- Convenors:
-
Priya Raghavan
(Institute of Development Studies)
Ruhil Iyer (Institute of Development Studies)
Samreen Mushtaq (Institute of Development Studies)
Tessa Lewin (Institute of Development Studies)
Send message to Convenors
- Format:
- Experimental format
- Stream:
- Reimagining development: From global cooperation to local agency
Short Abstract
This panel explores the disavowal of difficult and inconvenient affect within Development, such as failure, loss, despair. Drawing on queer and psychoanalytic theory, it asks how attending to ‘bad feelings’ might open new ways of knowing, being, and resisting in both development theory and practice.
Description
Dominant approaches to Development - and the term itself- are inextricably tethered to frames of linear progress, optimism, and advancement. Yet global projects of development, and those engaged in them, are frequently haunted by feelings of frustration, failure and futility. This panel draws on queer approaches to ‘bad feelings’ (Ahmed, 2005; Berlant, 2011: Love, 2007) and a growing attentiveness to the psychic life of development (Kapoor, 2020), to explore the epistemic and political potential of attending to these disavowed and disallowed affects.
What might it mean to mourn the unfulfilled promises of rights-based frameworks, or to acknowledge the melancholia that haunts progressive development imaginaries? How do we reconcile the simultaneous urgency and inadequacy of theory and activism in the face of genocide? Through an interactive session inviting a range of artistic, academic and activist interventions, this panel will surface and examine both the forms and effects of these banished feelings. In doing so, we recognise the political implications of affective circuits, and consider the subjects and subjectivities, imaginaries and alternatives inaugurated/foreclosed by bad feelings in development.
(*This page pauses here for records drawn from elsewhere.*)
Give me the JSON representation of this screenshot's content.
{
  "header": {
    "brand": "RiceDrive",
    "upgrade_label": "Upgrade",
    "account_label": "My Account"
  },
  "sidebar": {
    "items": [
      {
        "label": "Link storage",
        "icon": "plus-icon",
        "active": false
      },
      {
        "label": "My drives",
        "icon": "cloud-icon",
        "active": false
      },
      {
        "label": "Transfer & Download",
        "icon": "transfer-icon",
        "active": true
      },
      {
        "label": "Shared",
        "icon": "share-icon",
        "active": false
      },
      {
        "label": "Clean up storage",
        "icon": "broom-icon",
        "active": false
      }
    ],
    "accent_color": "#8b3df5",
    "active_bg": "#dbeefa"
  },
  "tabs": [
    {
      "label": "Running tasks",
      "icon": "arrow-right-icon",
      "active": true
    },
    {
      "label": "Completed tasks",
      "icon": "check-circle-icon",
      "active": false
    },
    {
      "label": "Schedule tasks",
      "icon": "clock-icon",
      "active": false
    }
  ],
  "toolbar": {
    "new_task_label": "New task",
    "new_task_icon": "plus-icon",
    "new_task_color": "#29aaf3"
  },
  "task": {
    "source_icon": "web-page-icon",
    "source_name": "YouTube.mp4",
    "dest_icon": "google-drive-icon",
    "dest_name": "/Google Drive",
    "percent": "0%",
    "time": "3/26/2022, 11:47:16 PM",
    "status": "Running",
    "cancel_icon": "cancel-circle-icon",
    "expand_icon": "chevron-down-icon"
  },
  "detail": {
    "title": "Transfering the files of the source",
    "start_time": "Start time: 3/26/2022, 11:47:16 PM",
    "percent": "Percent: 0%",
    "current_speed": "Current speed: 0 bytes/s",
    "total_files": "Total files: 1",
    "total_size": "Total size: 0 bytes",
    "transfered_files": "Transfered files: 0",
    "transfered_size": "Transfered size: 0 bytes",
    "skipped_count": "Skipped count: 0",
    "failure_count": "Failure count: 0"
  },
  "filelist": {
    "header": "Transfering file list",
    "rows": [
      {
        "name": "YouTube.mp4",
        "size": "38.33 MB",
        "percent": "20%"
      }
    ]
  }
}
By attending to the affective and psychic dimensions of development, the panel opens a space for reckoning—with loss, complicity, and the limits of the developmental imagination—while seeking possibilities for solidarity and resistance in the ruins of the development industrial complex.
Ahmed, S. 2005. The politics of bad feeling. Australian Critical Race and Whiteness Studies Association Journal, 1(1), 1-17.
Love, H. 2007. Feeling Backward: Loss and the Politics of Queer History. Boston: Harvard University Press.